Banned books and proposed restrictions on library materials have surged across the US within the last school year, with coordinated campaigns launching hundreds of attempts to censor and restrict nearly 2,000 individual titles.
A pair of new reports from library and free speech groups reveals a growing phenomenon that is increasingly targetting community libraries, not just schools, which right-wing activists and Republican officials have turned into volatile political minefields in recent years
Public school book ban attempts spiked by 33 per cent within the last school year compared to the previous year, according to free speech advocacy group PEN America.
The report found that more than 40 per cent of such attempts were in Florida alone, where the administration of Governor Ron DeSantis, aligned with activist groups, has “driven mass restrictions” on library materials across the state.
While much of the debate and scrutiny surrounding book bans has focused on schools, a report from the American Library Association found that 49 per cent of challenged books were in public community libraries – up from only 16 per cent one year earlier.
“These attacks on our freedom to read should trouble every person who values liberty and our constitutional rights,” ALA Office for Intellectual Freedom director Deborah Caldwell-Stone said in a statement accompanying the report.
“To allow a group of people or any individual, no matter how powerful or loud, to become the decision-maker about what books we can read or whether libraries exist, is to place all of our rights and liberties in jeopardy,” she added. “Groups with a political agenda have turned their crusade to public libraries, the very embodiment of the First Amendment in our society. This places politics over the well-being and education of young people and everyone’s right to access and use the public library.”
One or more of three prominent right-wing activist groups – Moms for Liberty, Citizens Defending Freedom and Parents’ Rights in Education – were behind censorship campaigns in 122 of the 153 school districts that restricted materials within the last school year, PEN America found.
Roughly 86 per cent – or nearly 3,000 – of all book challenges were in those districts, according to the report.

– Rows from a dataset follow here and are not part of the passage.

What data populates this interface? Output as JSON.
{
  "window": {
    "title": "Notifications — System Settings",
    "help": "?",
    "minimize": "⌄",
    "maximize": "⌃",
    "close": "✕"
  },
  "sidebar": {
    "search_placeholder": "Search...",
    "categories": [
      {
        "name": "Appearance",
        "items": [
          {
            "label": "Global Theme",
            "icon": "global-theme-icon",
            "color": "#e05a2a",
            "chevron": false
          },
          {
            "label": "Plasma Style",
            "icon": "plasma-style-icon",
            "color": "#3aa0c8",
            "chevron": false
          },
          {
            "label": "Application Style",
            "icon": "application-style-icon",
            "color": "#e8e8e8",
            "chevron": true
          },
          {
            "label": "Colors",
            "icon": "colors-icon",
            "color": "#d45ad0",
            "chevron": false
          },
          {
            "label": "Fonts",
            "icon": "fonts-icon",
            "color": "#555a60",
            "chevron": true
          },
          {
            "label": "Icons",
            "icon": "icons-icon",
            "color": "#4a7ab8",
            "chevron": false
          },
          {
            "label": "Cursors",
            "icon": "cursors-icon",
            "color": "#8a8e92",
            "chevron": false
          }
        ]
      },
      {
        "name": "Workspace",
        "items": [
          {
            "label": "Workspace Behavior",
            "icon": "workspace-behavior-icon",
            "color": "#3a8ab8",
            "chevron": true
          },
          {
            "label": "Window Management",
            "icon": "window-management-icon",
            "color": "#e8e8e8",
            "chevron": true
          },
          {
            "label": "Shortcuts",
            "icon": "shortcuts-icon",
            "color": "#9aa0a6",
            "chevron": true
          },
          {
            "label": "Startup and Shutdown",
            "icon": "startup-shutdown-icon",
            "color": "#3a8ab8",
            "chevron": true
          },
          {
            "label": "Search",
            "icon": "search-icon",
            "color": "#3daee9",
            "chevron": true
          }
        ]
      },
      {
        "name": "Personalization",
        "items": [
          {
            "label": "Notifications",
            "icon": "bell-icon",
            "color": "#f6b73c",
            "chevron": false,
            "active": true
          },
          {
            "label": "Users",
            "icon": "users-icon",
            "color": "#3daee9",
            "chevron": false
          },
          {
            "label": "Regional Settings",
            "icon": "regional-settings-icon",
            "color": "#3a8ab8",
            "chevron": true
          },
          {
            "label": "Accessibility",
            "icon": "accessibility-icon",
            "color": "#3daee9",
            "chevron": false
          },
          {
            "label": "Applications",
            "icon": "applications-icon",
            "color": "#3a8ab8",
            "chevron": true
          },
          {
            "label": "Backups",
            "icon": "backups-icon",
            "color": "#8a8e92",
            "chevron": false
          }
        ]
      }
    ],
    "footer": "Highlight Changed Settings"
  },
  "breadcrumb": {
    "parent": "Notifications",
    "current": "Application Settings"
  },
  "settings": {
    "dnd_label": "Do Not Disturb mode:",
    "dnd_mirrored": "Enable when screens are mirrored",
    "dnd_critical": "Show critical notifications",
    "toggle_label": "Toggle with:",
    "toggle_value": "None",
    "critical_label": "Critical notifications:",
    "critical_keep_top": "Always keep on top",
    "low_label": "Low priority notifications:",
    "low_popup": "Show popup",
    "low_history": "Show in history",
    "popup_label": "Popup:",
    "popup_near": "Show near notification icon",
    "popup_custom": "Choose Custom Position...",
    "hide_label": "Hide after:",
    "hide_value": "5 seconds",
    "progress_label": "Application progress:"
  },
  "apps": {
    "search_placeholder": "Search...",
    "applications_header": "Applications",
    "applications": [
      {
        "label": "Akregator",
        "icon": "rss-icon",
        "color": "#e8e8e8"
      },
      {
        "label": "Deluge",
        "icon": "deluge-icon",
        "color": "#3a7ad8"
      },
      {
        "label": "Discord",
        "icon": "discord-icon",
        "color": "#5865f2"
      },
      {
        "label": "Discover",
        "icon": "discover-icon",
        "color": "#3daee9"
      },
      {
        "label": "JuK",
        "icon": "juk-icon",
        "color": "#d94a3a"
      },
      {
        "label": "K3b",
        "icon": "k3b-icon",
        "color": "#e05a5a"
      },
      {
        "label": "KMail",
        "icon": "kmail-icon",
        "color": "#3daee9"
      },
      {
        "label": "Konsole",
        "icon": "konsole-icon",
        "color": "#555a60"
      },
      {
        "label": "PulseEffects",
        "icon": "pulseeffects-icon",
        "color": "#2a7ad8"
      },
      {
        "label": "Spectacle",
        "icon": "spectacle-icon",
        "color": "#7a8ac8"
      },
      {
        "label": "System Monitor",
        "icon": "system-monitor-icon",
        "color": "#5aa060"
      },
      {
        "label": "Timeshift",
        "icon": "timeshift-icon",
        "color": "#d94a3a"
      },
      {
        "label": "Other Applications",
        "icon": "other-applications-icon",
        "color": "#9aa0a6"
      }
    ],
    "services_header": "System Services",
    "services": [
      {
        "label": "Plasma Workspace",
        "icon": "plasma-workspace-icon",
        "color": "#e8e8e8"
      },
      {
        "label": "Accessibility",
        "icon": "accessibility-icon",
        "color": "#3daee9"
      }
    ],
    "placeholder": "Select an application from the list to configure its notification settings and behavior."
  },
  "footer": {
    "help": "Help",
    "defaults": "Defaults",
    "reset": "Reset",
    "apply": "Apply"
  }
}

The American Library Association’s report discovered 695 attempts to censor library materials impacting 1,915 unique titles between January and the end of August, marking a 20 per cent increase from within the same reporting period in 2022.
That year marked the highest number of challenges recorded by the organization since it began collecting such data 20 years ago.
“What this data set does not reveal are the people who want books that speak to their lived experience and librarians who want to make books accessible to people who find them relevant. Both are under attack,” ALA president Emily Drabinski said in a statement.
The explosion of book challenges in Florida follows a series of DeSantis-endorsed policies targeting classroom instruction, including honest depictions of race and racism and gender and sexuality that the governor and other Republicans across the country have characterised as pornography.
Florida’s House Bill 1069 states that “[a]ny material that is subject to an objection… must be removed within [five] school days of receipt of the objection and remain unavailable to students of that school until the objection is resolved. The law also states that book objections that are not resolved among school districts can be taken up by the state’s education board – which consists of DeSantis appointees.
Governor DeSantis, who is seeking the Republican nomination for president, has also expanded legislation derided by opponents as the state’s “Don’t Say Gay” law, which broadly prohibits any “classroom instruction on sexual orientation or gender identity” in all grades, which critics warn is chilling speech involving LGBT+ people under threat of litigation.
Earlier this year, a group of 175 artists and entertainers signed an open letter denouncing a surge in book ban attempts
“We cannot stress enough how these censorious efforts will not end with book bans,” they wrote. “It’s only a matter of time before regressive, suppressive ideologues will shift their focus toward other forms of art and entertainment, to further their attacks and efforts to scapegoat marginalized communities, particularly BIPOC and LGBTQ+ folks.”